Rental car companies have brought in more vehicles since shortages sent prices sky-high this summer, but rates are rising again as more people prepare to hit the road over Thanksgiving and the winter holidays.
"The holidays are looking better than this summer, but I wouldn't be celebrating too much. It's still a pricey time to rent a car, and we predict that it will be for quite some time moving forward," said Matt Clarke, vice president of North America marketing at travel search company Kayak.
Just how much rates are expected to go up depends on who you ask, and where you're renting.
Kayak estimates average rental prices in Chicago over Thanksgiving are about $104 per day, up 90% compared with the same period in 2019. Nationwide, rates averaged $97 per day, though New Yorkers are expected to pay even more: about $135 per day over Thanksgiving.
AAA forecasts a more modest increase, with an average daily car rental rate of $98 across 20 U.S. locations over Thanksgiving, up just 4% from last year but nearly 31% higher than 2019.
Drivers will also shell out more to fill the tank.

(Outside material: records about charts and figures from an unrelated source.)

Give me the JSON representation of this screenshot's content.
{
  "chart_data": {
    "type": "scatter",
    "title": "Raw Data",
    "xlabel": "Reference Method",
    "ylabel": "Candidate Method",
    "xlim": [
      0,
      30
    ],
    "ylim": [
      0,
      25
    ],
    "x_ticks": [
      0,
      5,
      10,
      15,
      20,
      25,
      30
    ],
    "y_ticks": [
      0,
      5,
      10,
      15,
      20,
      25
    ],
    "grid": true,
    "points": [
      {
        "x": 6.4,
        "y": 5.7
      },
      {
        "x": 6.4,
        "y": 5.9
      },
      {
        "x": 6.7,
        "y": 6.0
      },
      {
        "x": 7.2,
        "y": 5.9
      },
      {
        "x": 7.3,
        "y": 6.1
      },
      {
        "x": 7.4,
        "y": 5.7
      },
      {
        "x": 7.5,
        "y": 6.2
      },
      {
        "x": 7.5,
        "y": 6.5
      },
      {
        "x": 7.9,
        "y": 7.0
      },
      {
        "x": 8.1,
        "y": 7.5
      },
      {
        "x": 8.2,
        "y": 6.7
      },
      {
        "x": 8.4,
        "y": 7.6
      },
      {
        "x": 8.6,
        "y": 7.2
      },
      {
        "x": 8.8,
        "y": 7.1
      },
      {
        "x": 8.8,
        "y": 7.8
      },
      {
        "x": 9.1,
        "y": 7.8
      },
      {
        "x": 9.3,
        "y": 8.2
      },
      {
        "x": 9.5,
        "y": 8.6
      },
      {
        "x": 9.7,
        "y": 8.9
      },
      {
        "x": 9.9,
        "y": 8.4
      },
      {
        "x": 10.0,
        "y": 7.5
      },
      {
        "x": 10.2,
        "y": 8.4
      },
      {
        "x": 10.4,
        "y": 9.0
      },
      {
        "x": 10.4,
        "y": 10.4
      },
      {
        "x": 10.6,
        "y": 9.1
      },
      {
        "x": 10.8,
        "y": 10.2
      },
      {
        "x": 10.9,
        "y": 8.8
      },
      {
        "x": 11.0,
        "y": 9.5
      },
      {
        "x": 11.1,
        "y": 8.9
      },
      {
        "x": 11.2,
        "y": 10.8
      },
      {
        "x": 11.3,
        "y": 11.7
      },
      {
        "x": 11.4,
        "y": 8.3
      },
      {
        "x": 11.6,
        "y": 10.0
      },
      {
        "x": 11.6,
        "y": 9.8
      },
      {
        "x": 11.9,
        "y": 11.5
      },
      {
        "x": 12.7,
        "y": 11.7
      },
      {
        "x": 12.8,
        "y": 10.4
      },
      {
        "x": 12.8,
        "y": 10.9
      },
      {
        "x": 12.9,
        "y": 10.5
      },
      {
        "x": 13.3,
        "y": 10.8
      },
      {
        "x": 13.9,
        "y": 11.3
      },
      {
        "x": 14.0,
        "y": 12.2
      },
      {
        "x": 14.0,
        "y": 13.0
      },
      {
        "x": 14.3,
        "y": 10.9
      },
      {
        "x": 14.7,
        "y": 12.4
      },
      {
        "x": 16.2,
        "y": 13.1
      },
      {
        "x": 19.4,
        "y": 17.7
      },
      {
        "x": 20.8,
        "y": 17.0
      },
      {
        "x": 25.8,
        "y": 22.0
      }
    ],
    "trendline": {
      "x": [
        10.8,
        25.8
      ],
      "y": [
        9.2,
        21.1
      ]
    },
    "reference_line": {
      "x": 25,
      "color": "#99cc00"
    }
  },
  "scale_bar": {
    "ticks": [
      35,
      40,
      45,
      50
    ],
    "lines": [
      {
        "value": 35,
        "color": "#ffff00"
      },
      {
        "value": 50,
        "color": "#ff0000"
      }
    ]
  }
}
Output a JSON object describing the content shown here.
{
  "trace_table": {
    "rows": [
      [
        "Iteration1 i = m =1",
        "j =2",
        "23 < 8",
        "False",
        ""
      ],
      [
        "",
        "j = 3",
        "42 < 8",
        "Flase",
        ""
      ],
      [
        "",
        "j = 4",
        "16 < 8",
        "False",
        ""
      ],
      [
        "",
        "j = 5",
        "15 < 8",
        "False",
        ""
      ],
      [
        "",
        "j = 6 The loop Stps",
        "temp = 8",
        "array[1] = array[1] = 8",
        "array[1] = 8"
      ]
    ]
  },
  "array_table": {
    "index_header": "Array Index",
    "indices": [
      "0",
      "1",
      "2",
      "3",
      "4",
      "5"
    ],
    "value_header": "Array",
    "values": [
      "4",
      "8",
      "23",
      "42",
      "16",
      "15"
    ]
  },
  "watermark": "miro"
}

Gasoline prices were 49.6% higher in October than they were a year ago, according to the most recent Consumer Price Index report from the U.S. Bureau of Labor Statistics.
More than 53.4 million are expected to travel for the Thanksgiving holiday, up 13% compared with last year and within 5% of 2019, AAA said. About 90% of those travelers are expected to drive.
Car rental prices shot up this summer as travel rebounded while rental companies were struggling to replace the hundreds of thousands of vehicles they sold when travel shut down early in the pandemic. Semiconductor shortages affecting car manufacturers limited access to new vehicles.
Avis Budget Group had about 434,400 vehicles in its fleet during the three months that ended Sept. 30, up 20% from the same period last year and similar to the average size of its fleet in 2019. The company spent about $8 billion on new cars this year, CEO Joseph Ferraro said during an earnings call earlier this month.
In an investor presentation, the company said it spent more than $8 billion on new vehicles this year and is working to extend the lift of cars in its fleet.
Hertz, meanwhile, still had 34% fewer vehicles in its fleet during the three months that ended Sept. 30 than it had two years prior.
"Although we are fleeting new vehicles each month, we are not seeing the levels of supply required to fully replenish and rotate the fleet," Chief Financial Officer Kenny Cheung said during an earnings call last month.
Hertz has ordered 100,000 Tesla electric vehicles, which are expected to be delivered through the end of 2022.
Kayak's Clarke advised shopping around, which could include checking out companies that let customers rent someone's personal car.
Car-sharing company Avail tripled its vehicle listings compared with a year ago as of September, spokesman William Miller said in an email.
Clarke also recommended booking as early as possible.
"We're not anticipating last-minute deals in this market," he said.